Il sottosopra del sogno americano. “The Florida project” (Un sogno chiamato Florida) di Sean Baker
Il cinema di Sean Baker è difficilmente classificabile, un incrocio tra film narrativo e documentario che però non si può definire docufiction. Se infatti quest’ultima si propone di raccontare una storia realmente accaduta utilizzando elementi fittizi, film come The Florida Project oTangerine partono dal presupposto contrario: filmare una storia immaginaria partendo dal “reale”.
Il regista, assieme a Chris Bergoch (produttore e co-sceneggiatore), ha fatto numerosi viaggi in Florida, soggiornando ad Orlando e più precisamente dietro il Walt Disney World. I due sono rimasti molto colpiti da quel mondo nascosto a poche centinaia di metri dal famoso parco di divertimenti. Motel che fino a dieci anni fa erano frequentati solo da turisti, ma che oggi ospitano famiglie che vivono precariamente e non possono permettersi il deposito per appartamenti normali. Mostri urbani che sorgono nel nulla, senza servizi né progetti a lungo termine, ad eccezione dell’incursione di qualche assistente sociale.
Un film di un’inedita freschezza, che senza moralismi e a volte con tenerezza mostra il “Sottosopra” (come in Stranger Things) del sogno americano: l’ingiustizia sociale che è parte integrante e invisibile di quell’abbondanza lucente e colorata.

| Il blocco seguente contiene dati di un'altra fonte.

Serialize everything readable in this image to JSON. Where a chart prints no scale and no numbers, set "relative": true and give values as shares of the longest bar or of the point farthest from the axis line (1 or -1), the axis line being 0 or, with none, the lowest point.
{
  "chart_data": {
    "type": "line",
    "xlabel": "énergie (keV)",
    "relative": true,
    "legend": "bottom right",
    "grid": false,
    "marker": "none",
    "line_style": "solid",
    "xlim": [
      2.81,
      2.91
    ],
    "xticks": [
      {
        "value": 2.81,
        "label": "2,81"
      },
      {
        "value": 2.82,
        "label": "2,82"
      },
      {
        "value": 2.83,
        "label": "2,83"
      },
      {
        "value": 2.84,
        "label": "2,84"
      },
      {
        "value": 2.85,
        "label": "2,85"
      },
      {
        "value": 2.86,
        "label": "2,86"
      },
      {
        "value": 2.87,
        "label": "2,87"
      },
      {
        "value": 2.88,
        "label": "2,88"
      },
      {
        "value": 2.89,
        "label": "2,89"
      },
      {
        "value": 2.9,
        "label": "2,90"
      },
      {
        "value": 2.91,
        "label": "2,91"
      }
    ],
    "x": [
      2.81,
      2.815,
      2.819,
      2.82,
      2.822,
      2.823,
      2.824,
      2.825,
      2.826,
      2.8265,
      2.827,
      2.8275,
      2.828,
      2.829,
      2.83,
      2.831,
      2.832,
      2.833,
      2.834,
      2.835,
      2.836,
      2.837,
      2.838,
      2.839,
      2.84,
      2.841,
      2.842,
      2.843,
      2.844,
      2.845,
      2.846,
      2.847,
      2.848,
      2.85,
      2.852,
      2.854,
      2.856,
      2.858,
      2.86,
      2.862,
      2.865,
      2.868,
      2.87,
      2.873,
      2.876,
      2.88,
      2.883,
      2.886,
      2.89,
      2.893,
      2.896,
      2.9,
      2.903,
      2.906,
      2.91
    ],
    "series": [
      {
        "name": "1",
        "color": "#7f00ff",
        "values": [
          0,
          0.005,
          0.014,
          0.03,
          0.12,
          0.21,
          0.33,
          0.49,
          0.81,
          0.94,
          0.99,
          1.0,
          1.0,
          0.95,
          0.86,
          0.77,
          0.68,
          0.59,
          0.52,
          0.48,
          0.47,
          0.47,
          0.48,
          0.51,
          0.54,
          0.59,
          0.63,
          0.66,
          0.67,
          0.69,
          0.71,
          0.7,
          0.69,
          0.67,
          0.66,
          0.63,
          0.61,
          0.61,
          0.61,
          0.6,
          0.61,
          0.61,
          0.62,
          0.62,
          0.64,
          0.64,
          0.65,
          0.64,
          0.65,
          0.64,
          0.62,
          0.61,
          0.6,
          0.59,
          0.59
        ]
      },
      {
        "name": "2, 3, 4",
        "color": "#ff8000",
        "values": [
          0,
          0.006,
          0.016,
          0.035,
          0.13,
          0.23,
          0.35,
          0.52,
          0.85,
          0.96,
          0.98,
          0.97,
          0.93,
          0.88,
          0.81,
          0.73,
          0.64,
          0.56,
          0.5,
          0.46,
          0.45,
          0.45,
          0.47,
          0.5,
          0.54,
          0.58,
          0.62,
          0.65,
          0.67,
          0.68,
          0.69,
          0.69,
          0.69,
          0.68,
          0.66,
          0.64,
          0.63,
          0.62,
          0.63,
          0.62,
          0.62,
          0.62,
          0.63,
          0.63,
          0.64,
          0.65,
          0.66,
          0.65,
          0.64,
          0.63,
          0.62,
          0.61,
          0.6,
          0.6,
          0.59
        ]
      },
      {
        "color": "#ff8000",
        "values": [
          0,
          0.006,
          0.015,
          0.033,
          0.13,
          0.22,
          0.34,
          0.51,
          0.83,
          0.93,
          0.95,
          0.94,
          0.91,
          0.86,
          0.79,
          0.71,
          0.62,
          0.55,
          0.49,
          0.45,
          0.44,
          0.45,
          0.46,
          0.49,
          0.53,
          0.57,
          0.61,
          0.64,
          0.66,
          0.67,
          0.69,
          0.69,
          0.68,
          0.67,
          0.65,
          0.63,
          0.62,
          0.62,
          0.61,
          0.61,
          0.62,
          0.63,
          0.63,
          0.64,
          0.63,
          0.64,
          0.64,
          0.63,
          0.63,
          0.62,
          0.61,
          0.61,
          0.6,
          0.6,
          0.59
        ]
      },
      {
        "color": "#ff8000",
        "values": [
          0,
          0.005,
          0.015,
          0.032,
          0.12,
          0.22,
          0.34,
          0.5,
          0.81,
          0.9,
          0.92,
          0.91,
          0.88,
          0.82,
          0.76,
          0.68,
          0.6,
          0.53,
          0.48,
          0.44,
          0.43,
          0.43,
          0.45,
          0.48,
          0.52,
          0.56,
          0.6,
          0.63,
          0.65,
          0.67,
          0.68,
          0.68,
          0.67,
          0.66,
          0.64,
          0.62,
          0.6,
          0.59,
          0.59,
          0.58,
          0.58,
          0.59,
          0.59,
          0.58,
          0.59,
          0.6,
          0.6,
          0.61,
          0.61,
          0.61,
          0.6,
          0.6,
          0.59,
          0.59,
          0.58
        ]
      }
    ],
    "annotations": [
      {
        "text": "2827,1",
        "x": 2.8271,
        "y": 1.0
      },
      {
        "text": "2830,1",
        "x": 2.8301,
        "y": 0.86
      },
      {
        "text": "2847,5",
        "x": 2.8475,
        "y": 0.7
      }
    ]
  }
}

La protagonista della storia è una bambina di sei anni che con il suo gruppo di amici ne combina di tutti i colori, proprio come i protagonisti delle Simpatiche canaglie, che il regista ha ammesso di adorare.

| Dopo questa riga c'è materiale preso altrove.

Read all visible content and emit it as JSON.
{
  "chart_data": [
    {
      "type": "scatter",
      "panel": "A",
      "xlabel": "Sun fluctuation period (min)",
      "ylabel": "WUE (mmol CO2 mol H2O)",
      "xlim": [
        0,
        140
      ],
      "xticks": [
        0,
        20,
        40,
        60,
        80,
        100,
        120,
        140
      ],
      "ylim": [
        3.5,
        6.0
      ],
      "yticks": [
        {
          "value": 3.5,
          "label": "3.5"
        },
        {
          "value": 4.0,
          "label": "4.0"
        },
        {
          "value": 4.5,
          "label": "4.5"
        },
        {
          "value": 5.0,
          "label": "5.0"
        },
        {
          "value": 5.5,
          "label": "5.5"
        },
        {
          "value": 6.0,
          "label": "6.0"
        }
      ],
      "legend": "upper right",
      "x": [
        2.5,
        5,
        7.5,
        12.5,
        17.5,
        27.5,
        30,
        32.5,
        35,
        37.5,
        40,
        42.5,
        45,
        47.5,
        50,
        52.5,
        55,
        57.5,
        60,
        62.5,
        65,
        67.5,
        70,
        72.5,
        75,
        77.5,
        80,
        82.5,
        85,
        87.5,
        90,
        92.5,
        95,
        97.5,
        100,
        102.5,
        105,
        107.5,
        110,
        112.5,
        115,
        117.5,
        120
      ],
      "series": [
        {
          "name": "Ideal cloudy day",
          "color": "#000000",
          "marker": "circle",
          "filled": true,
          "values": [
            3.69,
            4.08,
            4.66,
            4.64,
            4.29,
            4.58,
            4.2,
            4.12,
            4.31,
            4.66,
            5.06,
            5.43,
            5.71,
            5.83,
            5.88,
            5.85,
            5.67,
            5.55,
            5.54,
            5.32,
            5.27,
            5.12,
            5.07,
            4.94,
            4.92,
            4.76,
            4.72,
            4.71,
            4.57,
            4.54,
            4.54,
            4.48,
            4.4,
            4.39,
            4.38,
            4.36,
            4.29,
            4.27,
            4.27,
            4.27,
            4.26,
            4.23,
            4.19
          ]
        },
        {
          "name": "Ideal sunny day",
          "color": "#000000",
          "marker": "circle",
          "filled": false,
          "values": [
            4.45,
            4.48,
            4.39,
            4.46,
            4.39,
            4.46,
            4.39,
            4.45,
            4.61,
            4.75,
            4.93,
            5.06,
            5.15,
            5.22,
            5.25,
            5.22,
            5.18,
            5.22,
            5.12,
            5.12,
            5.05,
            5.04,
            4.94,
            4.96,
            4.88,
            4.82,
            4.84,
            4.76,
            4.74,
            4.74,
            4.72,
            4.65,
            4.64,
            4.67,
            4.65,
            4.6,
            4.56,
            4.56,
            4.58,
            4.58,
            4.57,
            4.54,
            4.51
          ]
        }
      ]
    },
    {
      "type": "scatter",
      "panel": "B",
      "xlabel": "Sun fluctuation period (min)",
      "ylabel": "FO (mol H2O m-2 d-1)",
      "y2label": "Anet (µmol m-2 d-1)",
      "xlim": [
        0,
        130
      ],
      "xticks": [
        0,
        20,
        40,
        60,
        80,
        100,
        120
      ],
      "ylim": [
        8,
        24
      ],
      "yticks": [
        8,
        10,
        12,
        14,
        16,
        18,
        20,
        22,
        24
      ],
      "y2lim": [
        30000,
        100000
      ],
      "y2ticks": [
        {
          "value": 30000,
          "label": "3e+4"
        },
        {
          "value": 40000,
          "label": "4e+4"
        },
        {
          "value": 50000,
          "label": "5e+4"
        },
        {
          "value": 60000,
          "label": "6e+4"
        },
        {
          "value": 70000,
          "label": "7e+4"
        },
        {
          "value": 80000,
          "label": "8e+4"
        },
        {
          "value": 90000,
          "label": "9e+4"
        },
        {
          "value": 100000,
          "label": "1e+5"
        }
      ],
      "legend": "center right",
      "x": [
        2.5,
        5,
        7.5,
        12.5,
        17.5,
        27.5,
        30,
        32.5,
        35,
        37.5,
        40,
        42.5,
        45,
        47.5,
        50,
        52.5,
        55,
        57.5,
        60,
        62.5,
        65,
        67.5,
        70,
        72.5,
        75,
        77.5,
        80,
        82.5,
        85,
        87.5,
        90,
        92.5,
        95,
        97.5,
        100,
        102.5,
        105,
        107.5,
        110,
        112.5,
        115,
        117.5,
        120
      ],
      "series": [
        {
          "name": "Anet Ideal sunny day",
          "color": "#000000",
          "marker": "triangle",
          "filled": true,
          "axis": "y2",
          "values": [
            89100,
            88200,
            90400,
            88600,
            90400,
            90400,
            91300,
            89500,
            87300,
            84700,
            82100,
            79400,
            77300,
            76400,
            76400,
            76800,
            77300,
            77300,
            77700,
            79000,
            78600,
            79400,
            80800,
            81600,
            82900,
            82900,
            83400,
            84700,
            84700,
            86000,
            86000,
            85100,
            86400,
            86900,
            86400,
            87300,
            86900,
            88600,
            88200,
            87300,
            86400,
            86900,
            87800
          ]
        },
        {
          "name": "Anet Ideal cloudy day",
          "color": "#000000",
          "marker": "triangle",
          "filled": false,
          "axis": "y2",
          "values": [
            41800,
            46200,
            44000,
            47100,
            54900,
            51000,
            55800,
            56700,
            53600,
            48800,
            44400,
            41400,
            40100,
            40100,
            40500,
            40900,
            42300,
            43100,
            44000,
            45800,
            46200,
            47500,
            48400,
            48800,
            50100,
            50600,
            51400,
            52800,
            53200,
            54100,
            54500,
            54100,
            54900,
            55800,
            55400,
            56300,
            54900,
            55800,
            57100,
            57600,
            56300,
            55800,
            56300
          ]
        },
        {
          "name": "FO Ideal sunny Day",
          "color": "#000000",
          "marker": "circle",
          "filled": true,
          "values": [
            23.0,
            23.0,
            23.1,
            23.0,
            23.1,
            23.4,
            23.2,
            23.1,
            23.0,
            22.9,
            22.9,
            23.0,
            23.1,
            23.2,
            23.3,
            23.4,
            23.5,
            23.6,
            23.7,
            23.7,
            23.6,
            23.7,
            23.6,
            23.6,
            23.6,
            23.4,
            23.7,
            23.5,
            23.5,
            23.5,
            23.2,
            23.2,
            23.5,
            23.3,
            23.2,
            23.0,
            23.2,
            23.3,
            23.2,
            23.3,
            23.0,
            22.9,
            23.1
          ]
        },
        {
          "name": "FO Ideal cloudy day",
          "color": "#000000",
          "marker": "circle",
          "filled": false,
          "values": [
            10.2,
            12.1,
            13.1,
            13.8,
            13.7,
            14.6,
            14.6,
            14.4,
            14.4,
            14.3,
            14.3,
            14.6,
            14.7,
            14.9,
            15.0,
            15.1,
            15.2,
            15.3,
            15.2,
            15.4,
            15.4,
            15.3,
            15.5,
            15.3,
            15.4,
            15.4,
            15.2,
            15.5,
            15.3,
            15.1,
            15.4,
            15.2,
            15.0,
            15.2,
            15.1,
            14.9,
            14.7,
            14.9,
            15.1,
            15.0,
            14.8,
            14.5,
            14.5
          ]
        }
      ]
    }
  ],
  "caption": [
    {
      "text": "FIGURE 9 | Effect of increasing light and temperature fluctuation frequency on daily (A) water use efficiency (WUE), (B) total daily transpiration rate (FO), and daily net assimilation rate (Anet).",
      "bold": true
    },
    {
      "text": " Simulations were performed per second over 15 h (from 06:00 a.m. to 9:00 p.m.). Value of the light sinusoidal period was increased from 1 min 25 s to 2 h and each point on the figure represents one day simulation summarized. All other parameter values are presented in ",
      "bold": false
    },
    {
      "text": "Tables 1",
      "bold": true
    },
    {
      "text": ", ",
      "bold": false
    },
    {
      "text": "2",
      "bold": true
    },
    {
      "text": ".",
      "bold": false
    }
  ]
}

Come per Tangerine il cast artistico è costituito da persone normali (non attori), spesso del posto. Il regista durante le riprese era sempre pronto a cambiare la sceneggiatura in base alle dinamiche che si creavano sul set. Anche Willem Dafoe si è amalgamato con il resto del cast, non cercando mai di prevalere ma mettendosi generosamente al servizio delle necessità narrative.